Mengapa kerentanan ditakuti?

The kerentanan terkait budaya dengan kelemahan, dengan sikap pasif, dengan kemungkinan yang rusak.

Saat-saat kerentanan dalam hidup, yang tidak dapat dihindari , dimanifestasikan ketika orang tersebut merasa tidak memiliki kendali atas apa yang terjadi pada mereka.

Hidup dalam situasi sulit, kehilangan orang yang dicintai, menderita perampokan atau kecelakaan, misalnya, membuat kita merasa rentan, tidak terlindungi.

The kesedihan dan kesepian yang berhubungan dengan posisi yang rentan karena banyak orang ini membawa mereka ketakutan.

Kerentanan dikaitkan dengan kurangnya perlindungan, itu menyiratkan perasaan jatuh sikap defensif dan, oleh karena itu, risiko dirugikan.

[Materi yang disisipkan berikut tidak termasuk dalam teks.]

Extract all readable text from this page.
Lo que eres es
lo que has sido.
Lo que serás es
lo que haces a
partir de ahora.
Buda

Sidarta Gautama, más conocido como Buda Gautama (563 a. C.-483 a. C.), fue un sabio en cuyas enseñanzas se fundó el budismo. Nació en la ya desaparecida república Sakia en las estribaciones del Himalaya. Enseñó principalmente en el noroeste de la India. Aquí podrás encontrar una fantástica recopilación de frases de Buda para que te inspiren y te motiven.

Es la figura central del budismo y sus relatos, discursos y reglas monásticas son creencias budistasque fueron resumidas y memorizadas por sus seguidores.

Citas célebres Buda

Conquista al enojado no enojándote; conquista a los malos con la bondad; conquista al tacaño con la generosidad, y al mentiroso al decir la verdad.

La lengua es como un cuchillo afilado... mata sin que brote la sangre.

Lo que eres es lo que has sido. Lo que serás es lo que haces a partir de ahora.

Untuk alasan ini, orang-orang yang terus-menerus berusaha untuk tetap kuat menghindari situasi kerentanan, karena ini menyebabkan mereka sangat menderita.

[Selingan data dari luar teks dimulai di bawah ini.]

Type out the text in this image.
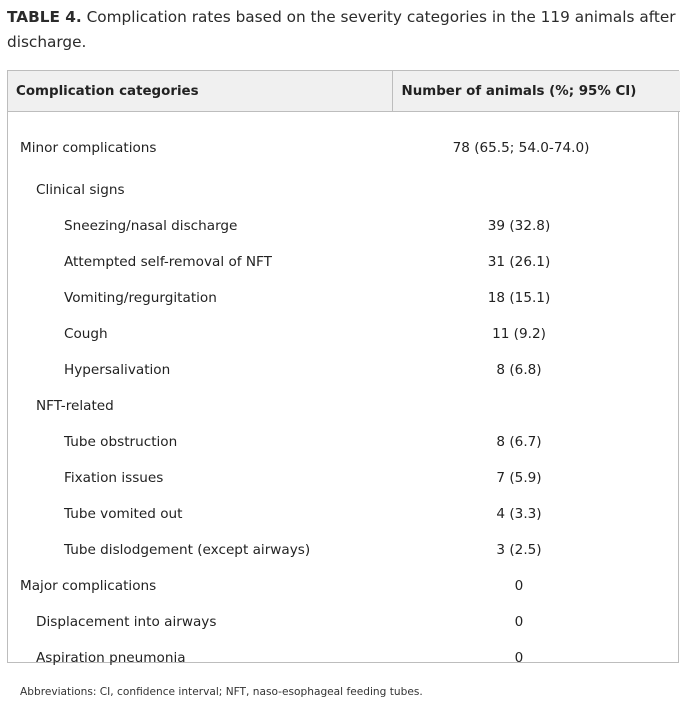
TABLE 4. Complication rates based on the severity categories in the 119 animals after discharge.
Complication categories	Number of animals (%; 95% CI)
Minor complications	78 (65.5; 54.0-74.0)
Clinical signs	
Sneezing/nasal discharge	39 (32.8)
Attempted self-removal of NFT	31 (26.1)
Vomiting/regurgitation	18 (15.1)
Cough	11 (9.2)
Hypersalivation	8 (6.8)
NFT-related	
Tube obstruction	8 (6.7)
Fixation issues	7 (5.9)
Tube vomited out	4 (3.3)
Tube dislodgement (except airways)	3 (2.5)
Major complications	0
Displacement into airways	0
Aspiration pneumonia	0
Abbreviations: CI, confidence interval; NFT, naso-esophageal feeding tubes.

Dengan demikian, menangis, jatuh cinta atau menceritakan masalah kepada orang lain dapat dihindari .

Demikian juga, kasih sayang dan kasih sayang sering dikaitkan dengan menjadi lemah atau rentan.
Ini adalah produk, antara lain, warisan budaya , yang secara langsung menghubungkan tangisan atau tampilan kasih sayang dengan kelemahan karakter.

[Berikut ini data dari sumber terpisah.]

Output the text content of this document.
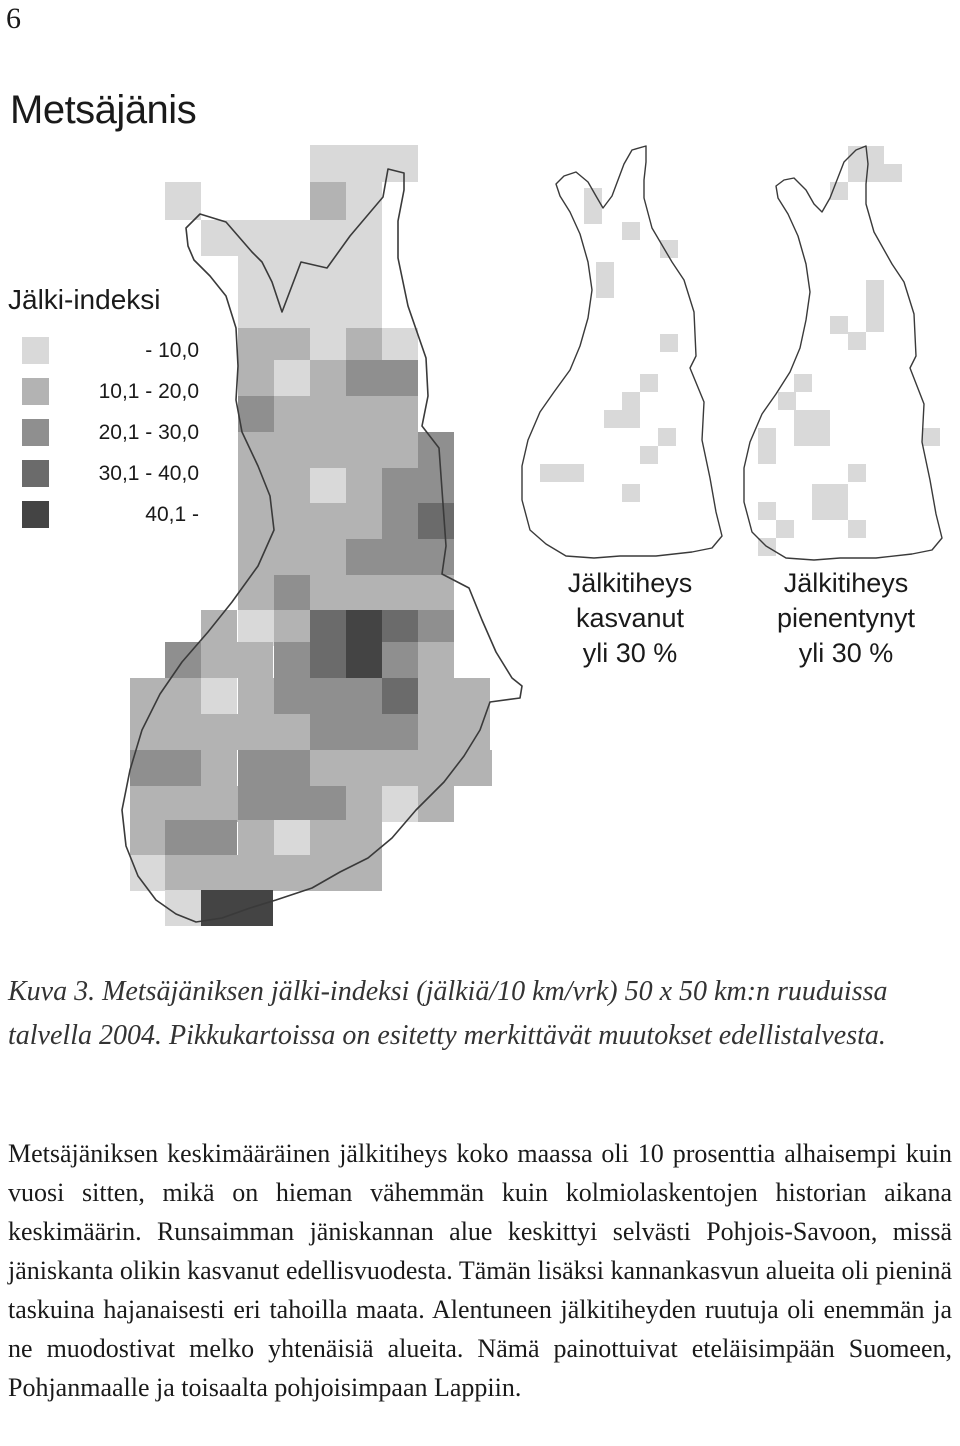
6
Metsäjänis
Jälki-indeksi
- 10,0
10,1 - 20,0
20,1 - 30,0
30,1 - 40,0
40,1 -
Jälkitiheys
kasvanut
yli 30 %
Jälkitiheys
pienentynyt
yli 30 %
Kuva 3. Metsäjäniksen jälki-indeksi (jälkiä/10 km/vrk) 50 x 50 km:n ruuduissa talvella 2004. Pikkukartoissa on esitetty merkittävät muutokset edellistalvesta.
Metsäjäniksen keskimääräinen jälkitiheys koko maassa oli 10 prosenttia alhaisempi kuin vuosi sitten, mikä on hieman vähemmän kuin kolmiolaskentojen historian aikana keskimäärin. Runsaimman jäniskannan alue keskittyi selvästi Pohjois-Savoon, missä jäniskanta olikin kasvanut edellisvuodesta. Tämän lisäksi kannankasvun alueita oli pieninä taskuina hajanaisesti eri tahoilla maata. Alentuneen jälkitiheyden ruutuja oli enemmän ja ne muodostivat melko yhtenäisiä alueita. Nämä painottuivat eteläisimpään Suomeen, Pohjanmaalle ja toisaalta pohjoisimpaan Lappiin.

Mengenai masalah gender, kita dapat menyebutkan bagaimana karakteristik ini secara praktis dilarang untuk laki-laki .
The kerentanan dikaitkan dengan perempuan, yang mampu untuk berkabung dan peka, dan siapa yang bertanggung jawab untuk kasih sayang . Pria itu harus berdiri teguh, tidak berubah secara emosional. Bahkan hari ini kita membawa efek dari pidato-pidato ini.

Seperti yang kita ketahui sekarang, emosi dan kasih sayang tidak berjenis kelamin. Kita adalah makhluk kompleks yang menderita dan bersukacita, yang bisa menjadi kurang atau lebih afektif terlepas dari jenis kelamin yang kita asumsikan.

Merasa rentan adalah bagian dari pengalaman hidup. Dan menerimanya, jauh dari membuat kita lebih lemah, justru menguatkan kita. Ia menerima kompleksitas keberadaan kita.

Kerentanan menghasilkan ketakutan karena mengacu pada keadaan awal, kerentanan ekstrim, di mana ketergantungan pada pengasuh lain adalah mutlak. Ketidakberdayaan manusia saat lahir sedemikian rupa sehingga membutuhkan orang lain untuk bertahan hidup.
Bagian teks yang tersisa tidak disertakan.